A religious group known as the Quakers, with Sharpe as a leading participant, set up a committee to fight the slave trade. Soon, influential personalities such as James Ramsey, Thomas Clarkson and William Wilberforce joined the cause and they organised a pressure-group known as the "Society for the Suppression of the Slave Trade". Wilberforce was a leading Member of Parliament and his speeches against the slave trade and slavery won more support for the cause among other Parliamentarians. Their combined pressure along with the efforts of the growing abolition movement eventually assisted in the passage of the Abolition Bill (to end the slave trade) in 1807.

However, it was not an easy task for the British Government to abolish the slave trade which at that time provided thousands of jobs for British subjects.

Meanwhile, sugar planters in Guyana and the Caribbean and their political and financial backers in Britain were not yet ready for the final abolition of slavery. They decided that it would be better to support legislation to improve the physical, moral and religious conditions of the slaves. Legislation which was enacted to meet these objectives was referred to as "Amelioration".

The London Missionary Society began its activities in Guyana shortly after the end of the slave trade. This was in response to a request from Hermanus Post, the owner of Plantation Le Ressouvenir who believed that if slaves were influenced by religious teachings, they would be more docile and obedient. A chapel was erected on the plantation and in 1808 the Society sent John Wray to run the mission there until 1813 when he was transferred to the Society's Mission in Hanover, Berbice. Four years later, Rev. John Smith was sent to fill the vacancy at Le Ressouvenir in Demerara.

The Missionary Society faced stiff opposition from the governing authorities, and Governor Murray told Smith that if he ever taught any slave to read he would be deported from the colony. Murray insisted that the Society's task was not to educate slaves but only to make them contented. This was also the view of most plantation owners. They also argued that slaves should not be taught religion on the grounds that Christianity and slavery were not compatible. As early as 1808, the Royal Gazette, a publication which carried the views of the colonial administration in Guyana, had written: "It is dangerous to make slaves Christians, without giving them their liberty."

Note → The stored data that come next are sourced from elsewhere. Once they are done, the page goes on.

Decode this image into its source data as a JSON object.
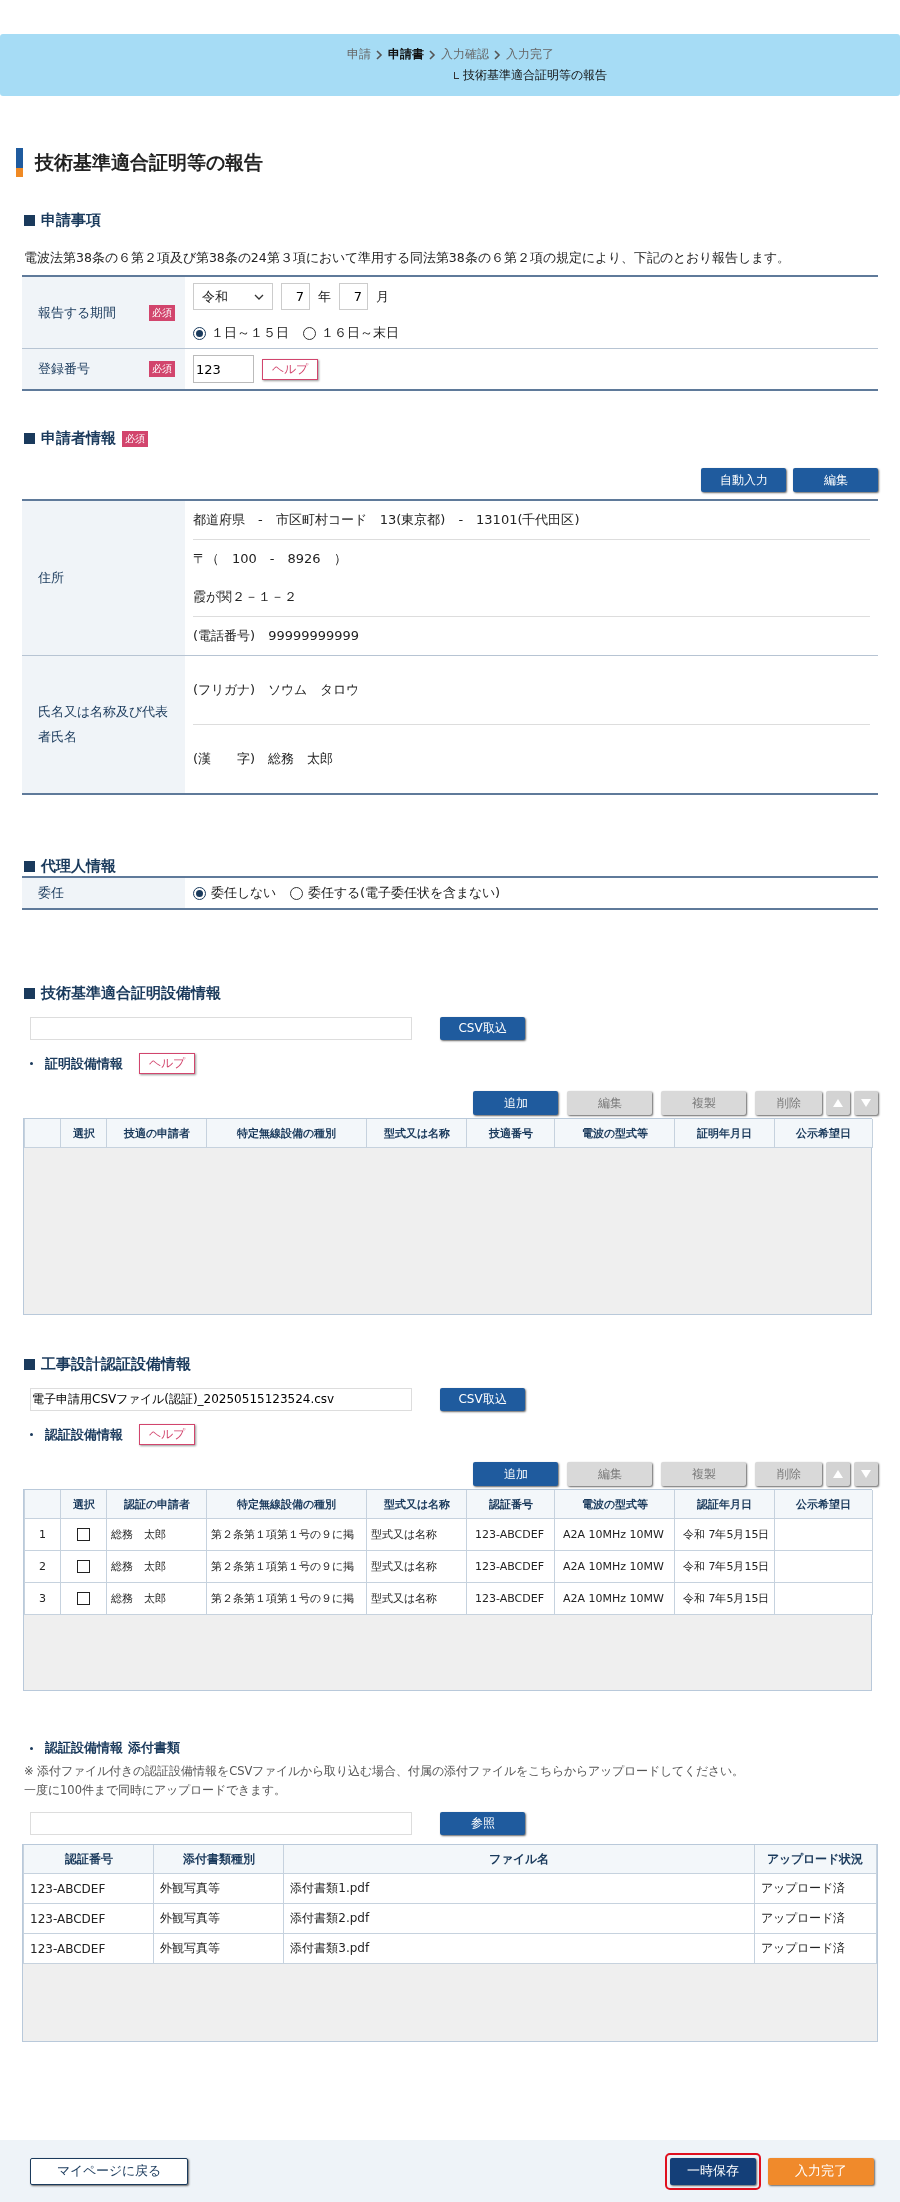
{
  "breadcrumb": {
    "steps": [
      {
        "label": "申請",
        "selected": false
      },
      {
        "label": "申請書",
        "selected": true
      },
      {
        "label": "入力確認",
        "selected": false
      },
      {
        "label": "入力完了",
        "selected": false
      }
    ],
    "sub": "技術基準適合証明等の報告"
  },
  "title": "技術基準適合証明等の報告",
  "application": {
    "heading": "申請事項",
    "description": "電波法第38条の６第２項及び第38条の24第３項において準用する同法第38条の６第２項の規定により、下記のとおり報告します。",
    "period": {
      "label": "報告する期間",
      "required": "必須",
      "era": "令和",
      "year": "7",
      "year_unit": "年",
      "month": "7",
      "month_unit": "月",
      "options": [
        {
          "label": "１日～１５日",
          "selected": true
        },
        {
          "label": "１６日～末日",
          "selected": false
        }
      ]
    },
    "registration": {
      "label": "登録番号",
      "required": "必須",
      "value": "123",
      "help": "ヘルプ"
    }
  },
  "applicant": {
    "heading": "申請者情報",
    "required": "必須",
    "buttons": [
      "自動入力",
      "編集"
    ],
    "address": {
      "label": "住所",
      "groups": [
        [
          "都道府県　-　市区町村コード　13(東京都)　-　13101(千代田区)"
        ],
        [
          "〒（　100　-　8926　）",
          "霞が関２－１－２"
        ],
        [
          "(電話番号)　99999999999"
        ]
      ]
    },
    "name": {
      "label": "氏名又は名称及び代表者氏名",
      "groups": [
        [
          "(フリガナ)　ソウム　タロウ"
        ],
        [
          "(漢　　字)　総務　太郎"
        ]
      ]
    }
  },
  "agent": {
    "heading": "代理人情報",
    "label": "委任",
    "options": [
      {
        "label": "委任しない",
        "selected": true
      },
      {
        "label": "委任する(電子委任状を含まない)",
        "selected": false
      }
    ]
  },
  "equipment_sections": [
    {
      "heading": "技術基準適合証明設備情報",
      "csv_button": "CSV取込",
      "subheading": "証明設備情報",
      "help": "ヘルプ",
      "toolbar": [
        {
          "label": "追加",
          "disabled": false
        },
        {
          "label": "編集",
          "disabled": true
        },
        {
          "label": "複製",
          "disabled": true
        },
        {
          "label": "削除",
          "disabled": true
        }
      ],
      "arrows_disabled": true,
      "columns": [
        "",
        "選択",
        "技適の申請者",
        "特定無線設備の種別",
        "型式又は名称",
        "技適番号",
        "電波の型式等",
        "証明年月日",
        "公示希望日"
      ]
    },
    {
      "heading": "工事設計認証設備情報",
      "file": "電子申請用CSVファイル(認証)_20250515123524.csv",
      "csv_button": "CSV取込",
      "subheading": "認証設備情報",
      "help": "ヘルプ",
      "toolbar": [
        {
          "label": "追加",
          "disabled": false
        },
        {
          "label": "編集",
          "disabled": true
        },
        {
          "label": "複製",
          "disabled": true
        },
        {
          "label": "削除",
          "disabled": true
        }
      ],
      "arrows_disabled": true,
      "columns": [
        "",
        "選択",
        "認証の申請者",
        "特定無線設備の種別",
        "型式又は名称",
        "認証番号",
        "電波の型式等",
        "認証年月日",
        "公示希望日"
      ],
      "rows": [
        {
          "checked": false,
          "cells": [
            "1",
            "",
            "総務　太郎",
            "第２条第１項第１号の９に掲",
            "型式又は名称",
            "123-ABCDEF",
            "A2A 10MHz 10MW",
            "令和 7年5月15日",
            ""
          ]
        },
        {
          "checked": false,
          "cells": [
            "2",
            "",
            "総務　太郎",
            "第２条第１項第１号の９に掲",
            "型式又は名称",
            "123-ABCDEF",
            "A2A 10MHz 10MW",
            "令和 7年5月15日",
            ""
          ]
        },
        {
          "checked": false,
          "cells": [
            "3",
            "",
            "総務　太郎",
            "第２条第１項第１号の９に掲",
            "型式又は名称",
            "123-ABCDEF",
            "A2A 10MHz 10MW",
            "令和 7年5月15日",
            ""
          ]
        }
      ]
    }
  ],
  "attachments": {
    "heading": "認証設備情報 添付書類",
    "notes": [
      "※ 添付ファイル付きの認証設備情報をCSVファイルから取り込む場合、付属の添付ファイルをこちらからアップロードしてください。",
      "一度に100件まで同時にアップロードできます。"
    ],
    "browse": "参照",
    "columns": [
      "認証番号",
      "添付書類種別",
      "ファイル名",
      "アップロード状況"
    ],
    "rows": [
      [
        "123-ABCDEF",
        "外観写真等",
        "添付書類1.pdf",
        "アップロード済"
      ],
      [
        "123-ABCDEF",
        "外観写真等",
        "添付書類2.pdf",
        "アップロード済"
      ],
      [
        "123-ABCDEF",
        "外観写真等",
        "添付書類3.pdf",
        "アップロード済"
      ]
    ]
  },
  "footer": {
    "back": "マイページに戻る",
    "buttons": [
      {
        "label": "一時保存",
        "kind": "save",
        "highlighted": true
      },
      {
        "label": "入力完了",
        "kind": "complete",
        "highlighted": false
      }
    ]
  }
}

But since the British Parliament had requested that slaves should be given religious instruction, the plantation owners, despite their opposition, were obliged to allow it. But they tried to make the missionaries' tasks very difficult by trying to stop their slaves from attending religious services and the planters even attended these functions to create loud disturbance.

Eventually, the Secretary of State (in the British Government) sent a Circular Letter to Governor Murray of Essequibo-Demerara advising that slaves should be given passes to attend religious services. Murray, in turn, sent his own interpretation of the circular to Smith which was completely different from what was instructed by the Secretary of State. The Governor's interpretation instructed plantation owners not to allow their slaves to attend religious services on Sundays without passes and not even to allow them to attend in the evenings. Many of the owners also bluntly refused to issue the required passes. As a result, attendance at religious services dropped sharply.